The commando operation, which officials said lasted less than 40 minutes, stormed a heavily fortified compound that stood out from other properties for its towering perimeter walls and smothering security.
But in a country where anti-US feeling runs strong and where conspiracy theories proliferate, not everyone was buying the US version of events.
“Nobody believes it. We’ve never seen any Arabs around here,” said Bashir Qureshi, 61, who lives a stone’s throw from where bin Laden was shot and whose windows were blown out in the raid.
“They (the US) said they had thrown his body to the sea! This is wrong, he was not here.”
US officials said bin Laden was buried at sea after Islamic rites on the USS Carl Vinson aircraft carrier, as many world leaders welcomed his demise but warned it did not mean the challenge from terror was over.
The Shumukh al-Islam forum, the online conduit for Al-Qaeda missives, issued a statement Tuesday decrying the world media for uncritically accepting the US announcement that bin Laden was dead, the SITE Monitoring Service reported.
But the statement did not contradict the reports or say outright that he may still be alive, according to a SITE translation.
With Pakistan’s main Taliban faction vowing vengeance, the United States said Tuesday it was closing its consulates in Lahore and Peshawar to the public until further notice.
The US State Department warned of the potential for reprisals against Americans, while the CIA’s Panetta said terrorist groups “almost certainly” would try to avenge bin Laden.
Leaders in both Afghanistan and India said bin Laden’s discovery so close to Islamabad vindicated their claims of double-dealing by Pakistan’s military and intelligence powerbrokers.
Writing in Tuesday’s Washington Post, Pakistani President Asif Ali Zardari defended his country against accusations it did not do enough to track down bin Laden, but made no direct comment on alleged intelligence failures.
“Although the events of Sunday were not a joint operation, a decade of cooperation and partnership between the United States and Pakistan led up to the elimination of Osama bin Laden as a continuing threat to the civilized world,” Zardari wrote in an opinion piece.
“We in Pakistan take some satisfaction that our early assistance in identifying an Al-Qaeda courier ultimately led to this day,” he said, without explaining how bin Laden came to live undetected in Abbottabad.
“He was not anywhere we had anticipated he would be, but now he is gone.”
The White House released a photo of Obama and key aides watching the action unfold in the Situation Room.
A casually dressed Obama was sitting to one side, staring intently at the screen.

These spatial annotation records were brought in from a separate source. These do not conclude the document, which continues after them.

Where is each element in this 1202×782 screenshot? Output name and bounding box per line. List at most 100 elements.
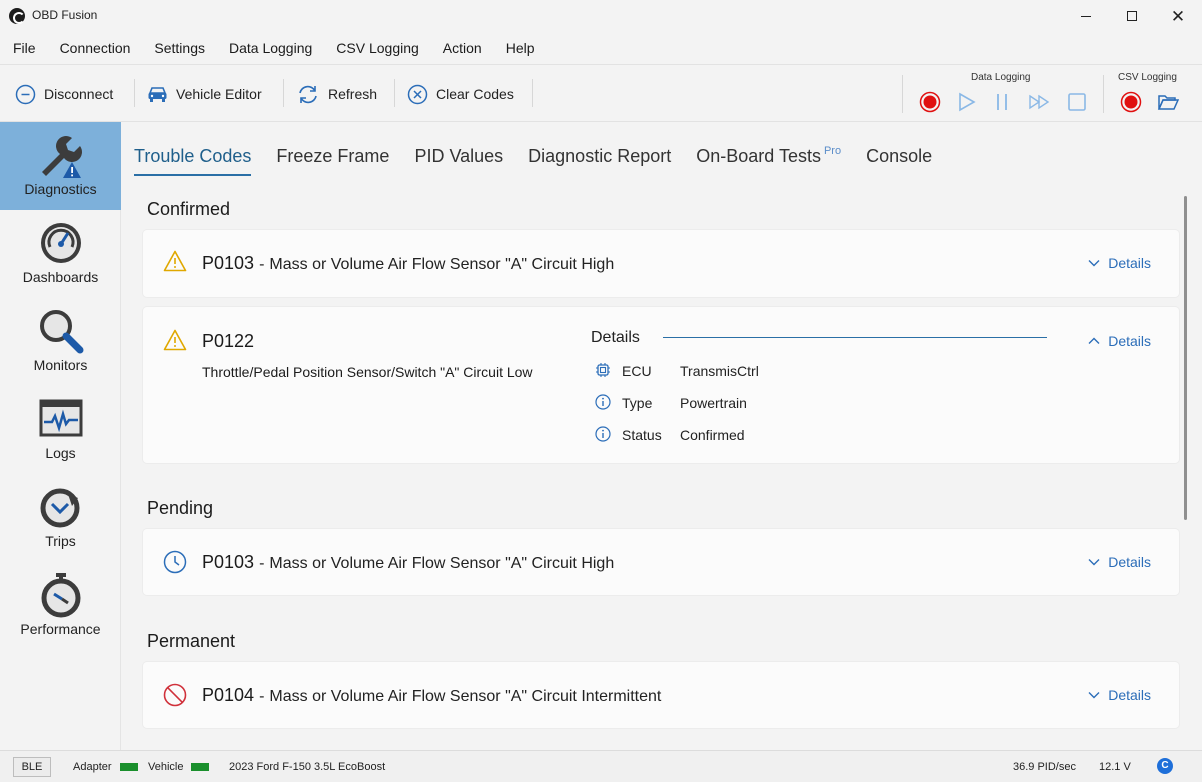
data-play-button[interactable]: [955, 91, 977, 113]
section-title-confirmed: Confirmed: [147, 199, 231, 219]
close-button[interactable]: ✕: [1155, 0, 1201, 32]
record-icon: [919, 91, 941, 113]
minimize-icon: [1081, 15, 1091, 17]
sidebar: Diagnostics Dashboards Monitors Logs Tri…: [0, 122, 121, 750]
details-label: Details: [1108, 333, 1151, 349]
warning-icon: [163, 250, 187, 272]
type-key: Type: [622, 395, 653, 411]
details-label: Details: [1108, 255, 1151, 271]
log-chart-icon: [39, 399, 83, 437]
dtc-card[interactable]: P0103 - Mass or Volume Air Flow Sensor "…: [143, 230, 1179, 297]
ecu-key: ECU: [622, 363, 652, 379]
menu-action[interactable]: Action: [431, 40, 494, 56]
toolbar-divider: [283, 79, 284, 107]
details-divider: [663, 337, 1047, 338]
csv-logging-group-label: CSV Logging: [1118, 72, 1177, 83]
dtc-code: P0104: [202, 685, 255, 705]
menu-csv-logging[interactable]: CSV Logging: [324, 40, 431, 56]
tab-on-board-tests[interactable]: On-Board Tests Pro: [696, 145, 841, 176]
tab-trouble-codes[interactable]: Trouble Codes: [134, 146, 252, 176]
sidebar-item-trips[interactable]: Trips: [0, 474, 121, 562]
type-value: Powertrain: [680, 395, 747, 411]
details-toggle-button[interactable]: Details: [1088, 554, 1151, 570]
menu-help[interactable]: Help: [494, 40, 547, 56]
chevron-down-icon: [1088, 559, 1100, 566]
battery-voltage: 12.1 V: [1099, 761, 1131, 773]
toolbar-divider: [532, 79, 533, 107]
dtc-card[interactable]: P0104 - Mass or Volume Air Flow Sensor "…: [143, 662, 1179, 728]
clear-circle-x-icon: [407, 84, 428, 104]
data-stop-button[interactable]: [1066, 91, 1088, 113]
dtc-code: P0103: [202, 552, 255, 572]
ecu-value: TransmisCtrl: [680, 363, 759, 379]
pid-rate: 36.9 PID/sec: [1013, 761, 1076, 773]
menu-settings[interactable]: Settings: [142, 40, 217, 56]
info-icon: [595, 426, 611, 442]
sidebar-item-diagnostics[interactable]: Diagnostics: [0, 122, 121, 210]
menu-file[interactable]: File: [1, 40, 48, 56]
vehicle-label: Vehicle: [148, 761, 184, 773]
folder-icon: [1157, 95, 1179, 110]
tab-freeze-frame[interactable]: Freeze Frame: [276, 146, 389, 176]
dtc-line: P0104 - Mass or Volume Air Flow Sensor "…: [202, 685, 661, 706]
main-content: Trouble Codes Freeze Frame PID Values Di…: [122, 122, 1202, 750]
section-title-permanent: Permanent: [147, 631, 236, 651]
details-toggle-button[interactable]: Details: [1088, 687, 1151, 703]
dtc-code: P0122: [202, 331, 255, 351]
window-title: OBD Fusion: [32, 8, 98, 22]
dtc-card-expanded[interactable]: P0122 Throttle/Pedal Position Sensor/Swi…: [143, 307, 1179, 463]
disconnect-button[interactable]: Disconnect: [15, 79, 113, 109]
refresh-button[interactable]: Refresh: [296, 79, 377, 109]
minimize-button[interactable]: [1063, 0, 1109, 32]
csv-open-folder-button[interactable]: [1157, 91, 1179, 113]
clear-codes-button[interactable]: Clear Codes: [407, 79, 514, 109]
section-title-pending: Pending: [147, 498, 214, 518]
tab-diagnostic-report[interactable]: Diagnostic Report: [528, 146, 671, 176]
stop-icon: [1068, 93, 1086, 111]
csv-record-button[interactable]: [1120, 91, 1142, 113]
scrollbar[interactable]: [1184, 196, 1187, 520]
trip-clock-icon: [40, 488, 80, 528]
vehicle-editor-button[interactable]: Vehicle Editor: [147, 79, 262, 109]
sidebar-item-label: Dashboards: [22, 269, 99, 285]
data-fast-forward-button[interactable]: [1028, 91, 1050, 113]
stopwatch-icon: [41, 573, 81, 618]
menu-connection[interactable]: Connection: [48, 40, 143, 56]
tab-pid-values[interactable]: PID Values: [414, 146, 503, 176]
ble-button[interactable]: BLE: [13, 757, 51, 777]
sidebar-item-logs[interactable]: Logs: [0, 386, 121, 474]
magnifier-icon: [40, 310, 84, 354]
vehicle-editor-label: Vehicle Editor: [176, 86, 262, 102]
sidebar-item-label: Monitors: [33, 357, 88, 373]
sidebar-item-label: Logs: [45, 445, 76, 461]
vehicle-status-led: [191, 763, 209, 771]
maximize-button[interactable]: [1109, 0, 1155, 32]
dtc-description: Mass or Volume Air Flow Sensor "A" Circu…: [269, 688, 662, 705]
chevron-up-icon: [1088, 337, 1100, 344]
details-toggle-button[interactable]: Details: [1088, 333, 1151, 349]
menu-data-logging[interactable]: Data Logging: [217, 40, 324, 56]
details-toggle-button[interactable]: Details: [1088, 255, 1151, 271]
sidebar-item-performance[interactable]: Performance: [0, 562, 121, 650]
dtc-dash: -: [259, 256, 265, 273]
dtc-card[interactable]: P0103 - Mass or Volume Air Flow Sensor "…: [143, 529, 1179, 595]
refresh-icon: [299, 85, 317, 103]
toolbar-divider: [394, 79, 395, 107]
title-bar: OBD Fusion ✕: [0, 0, 1202, 32]
chip-icon: [596, 363, 610, 377]
connection-badge-icon[interactable]: C: [1157, 758, 1173, 774]
adapter-label: Adapter: [73, 761, 112, 773]
data-pause-button[interactable]: [991, 91, 1013, 113]
toolbar-divider: [134, 79, 135, 107]
tab-console[interactable]: Console: [866, 146, 932, 176]
data-record-button[interactable]: [919, 91, 941, 113]
dtc-code: P0103: [202, 253, 255, 273]
sidebar-item-dashboards[interactable]: Dashboards: [0, 210, 121, 298]
status-bar: BLE Adapter Vehicle 2023 Ford F-150 3.5L…: [0, 750, 1202, 782]
dtc-description: Mass or Volume Air Flow Sensor "A" Circu…: [269, 555, 615, 572]
dtc-line: P0103 - Mass or Volume Air Flow Sensor "…: [202, 253, 614, 274]
sidebar-item-label: Performance: [20, 621, 101, 637]
chevron-down-icon: [1088, 260, 1100, 267]
warning-icon: [163, 329, 187, 351]
sidebar-item-monitors[interactable]: Monitors: [0, 298, 121, 386]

Secretary of State Hillary Clinton had a hand over her mouth, while Defense Secretary Robert Gates and Vice President Joe Biden watched grim-faced.
Obama’s gruff anti-terror adviser Brennan, who hunted the Al-Qaeda mastermind for 15 years, described how “minutes passed like days” as the officials monitored the high-stakes operation.
In another sign of mistrust between Washington and Islamabad, Brennan said US officials did not notify Pakistan of the raid until its helicopters exited Pakistani airspace with bin Laden’s remains.
Hundreds late Monday took to the streets in Quetta, a city believed to be home to the Afghanistan Taliban’s ruling council, in Pakistan’s first rally to honor bin Laden, burning a US flag and chanting anti-US slogans.